TORONTO -- Team USA’s time on the track at the 2015 Pan American Games has been anything but dull. With 35 medals so far, the Americans have continued to dominate throughout the past week.

Two-time Olympian Andrew Wheating fought the home crowd and an aggressive, talented field of runners to add to Team USA’s medal haul on the track.

Wheating used a “400-500-600” strategy to earn the gold for Team USA.

For the first 400 meters, he stayed calm, not letting himself get pushed around by the other runners. The next 500 meters, he worked his way into the leader position. In the last 600, he prepared for the move for the finish to be made.

“I didn’t know it was going to be me who was making that move, but I was there,” Wheating said.

With 200 meters to go, Wheating knew the crowd getting louder could only mean one thing.

“I saw a body on my shoulder,” Wheating said, “and I heard the crowd really getting loud. ‘These are the Canadians!’ I said. ‘There’s nobody else it could be!’”

Canada’s Nathan Brannen and Charles Philibert-Thiboutot caught up to Wheating in the last leg of the race, but Wheating refused to give up.

“I looked straight at that finish line,” Wheating said, “and drove home as hard as I could go.”

Wheating would cross the finish line first with a time of 3:41.41 to take gold as Brannen and Philibert-Thiboutot finished just behind to earn silver and bronze.

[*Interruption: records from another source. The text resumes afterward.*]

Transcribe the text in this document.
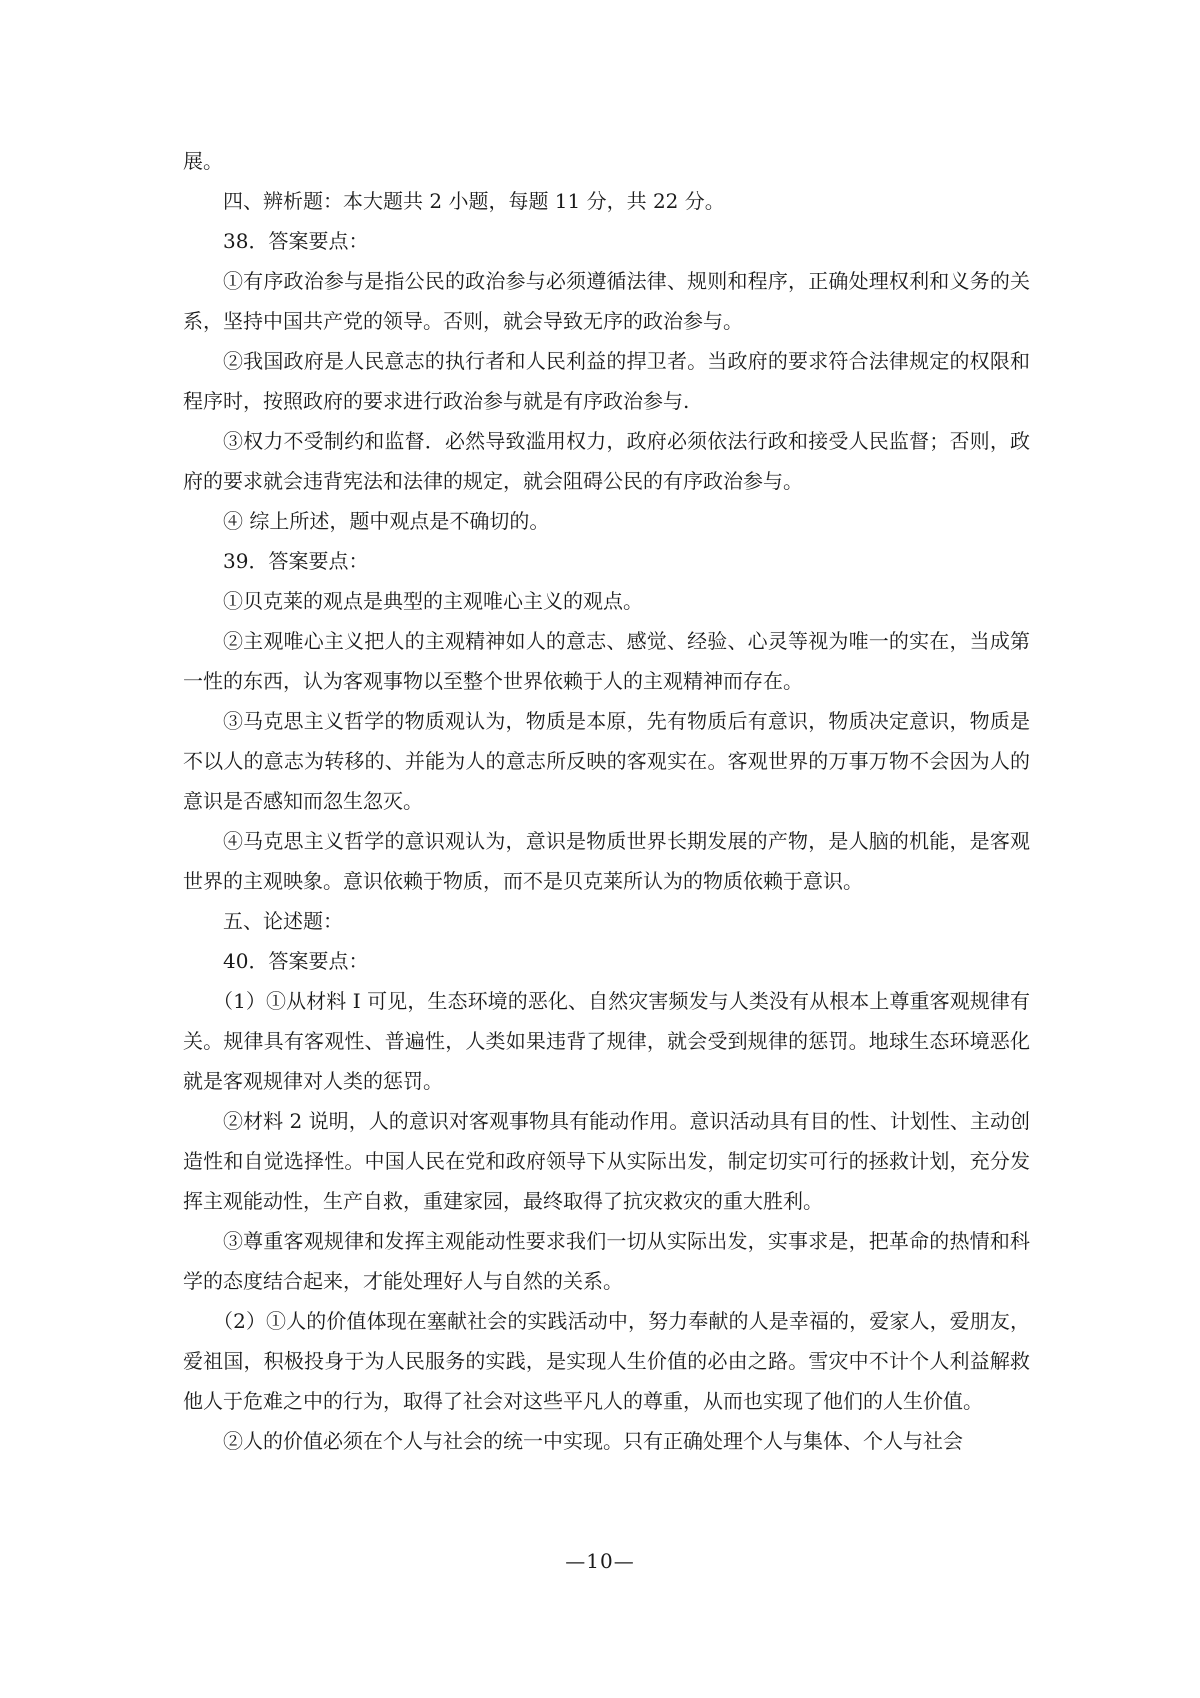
展。

四、辨析题：本大题共 2 小题，每题 11 分，共 22 分。

38．答案要点：

①有序政治参与是指公民的政治参与必须遵循法律、规则和程序，正确处理权利和义务的关系，坚持中国共产党的领导。否则，就会导致无序的政治参与。

②我国政府是人民意志的执行者和人民利益的捍卫者。当政府的要求符合法律规定的权限和程序时，按照政府的要求进行政治参与就是有序政治参与.

③权力不受制约和监督．必然导致滥用权力，政府必须依法行政和接受人民监督；否则，政府的要求就会违背宪法和法律的规定，就会阻碍公民的有序政治参与。

④ 综上所述，题中观点是不确切的。

39．答案要点：

①贝克莱的观点是典型的主观唯心主义的观点。

②主观唯心主义把人的主观精神如人的意志、感觉、经验、心灵等视为唯一的实在，当成第一性的东西，认为客观事物以至整个世界依赖于人的主观精神而存在。

③马克思主义哲学的物质观认为，物质是本原，先有物质后有意识，物质决定意识，物质是不以人的意志为转移的、并能为人的意志所反映的客观实在。客观世界的万事万物不会因为人的意识是否感知而忽生忽灭。

④马克思主义哲学的意识观认为，意识是物质世界长期发展的产物，是人脑的机能，是客观世界的主观映象。意识依赖于物质，而不是贝克莱所认为的物质依赖于意识。

五、论述题：

40．答案要点：

（1）①从材料 I 可见，生态环境的恶化、自然灾害频发与人类没有从根本上尊重客观规律有关。规律具有客观性、普遍性，人类如果违背了规律，就会受到规律的惩罚。地球生态环境恶化就是客观规律对人类的惩罚。

②材料 2 说明，人的意识对客观事物具有能动作用。意识活动具有目的性、计划性、主动创造性和自觉选择性。中国人民在党和政府领导下从实际出发，制定切实可行的拯救计划，充分发挥主观能动性，生产自救，重建家园，最终取得了抗灾救灾的重大胜利。

③尊重客观规律和发挥主观能动性要求我们一切从实际出发，实事求是，把革命的热情和科学的态度结合起来，才能处理好人与自然的关系。

（2）①人的价值体现在塞献社会的实践活动中，努力奉献的人是幸福的，爱家人，爱朋友，爱祖国，积极投身于为人民服务的实践，是实现人生价值的必由之路。雪灾中不计个人利益解救他人于危难之中的行为，取得了社会对这些平凡人的尊重，从而也实现了他们的人生价值。

②人的价值必须在个人与社会的统一中实现。只有正确处理个人与集体、个人与社会

—10—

Kyle Merber finished seventh.

“I’ve seen other people – friends, teammates, other people – holding this flag around their shoulders,” Wheating said. “It’s one thing to wear the uniform, to be there, but to hold the flag around your shoulders in triumphant victory is a feeling you cannot describe.”

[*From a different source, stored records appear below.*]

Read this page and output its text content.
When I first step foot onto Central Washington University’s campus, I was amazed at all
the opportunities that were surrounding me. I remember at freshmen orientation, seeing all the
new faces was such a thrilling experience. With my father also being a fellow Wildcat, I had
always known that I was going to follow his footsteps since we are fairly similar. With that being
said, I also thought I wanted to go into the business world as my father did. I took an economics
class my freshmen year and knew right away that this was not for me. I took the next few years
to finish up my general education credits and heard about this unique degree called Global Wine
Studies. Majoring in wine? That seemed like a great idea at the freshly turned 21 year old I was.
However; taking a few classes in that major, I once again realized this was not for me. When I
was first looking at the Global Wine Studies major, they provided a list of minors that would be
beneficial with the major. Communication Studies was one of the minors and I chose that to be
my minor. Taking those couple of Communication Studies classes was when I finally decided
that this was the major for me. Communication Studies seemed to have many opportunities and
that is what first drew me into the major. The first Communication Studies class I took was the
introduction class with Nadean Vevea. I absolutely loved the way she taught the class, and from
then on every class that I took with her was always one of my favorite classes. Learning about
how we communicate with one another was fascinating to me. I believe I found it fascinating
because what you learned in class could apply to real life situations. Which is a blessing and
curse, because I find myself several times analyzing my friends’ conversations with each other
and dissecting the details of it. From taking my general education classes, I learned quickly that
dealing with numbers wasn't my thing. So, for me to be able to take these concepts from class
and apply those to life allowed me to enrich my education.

American Riley Dolezal took silver in the men’s javelin throw with a distance of 81.62, a season best.

"It feels great to be out here to help out the team and to be a part of this atmosphere,” Dolezal said. “There are a lot of great athletes out there and it's nice to be a part of an event like this."

In the women’s long jump, Team USA’s Sha’Keela Saunders, who sat at the bottom of the leaderboard for much of the competition, pulled out all the stops with her now-or-never attitude to earn another medal for the Americans.

"I didn't really pull it off until the last jump,” the bronze medalist said. “I was persistent with 6.40 meters and the last one I thought to myself, 'Hey, it's the last jump, I have to go for it,' and I didn't come here for no reason. I came here to give it my all and it turned out well."

Saunders, who finished with a 6.66, earned Team USA’s 35th medal on the track with one full day of finals remaining.

"A medal and flag on your back, this is the dream,” Saunders said. “Every part of this is amazing."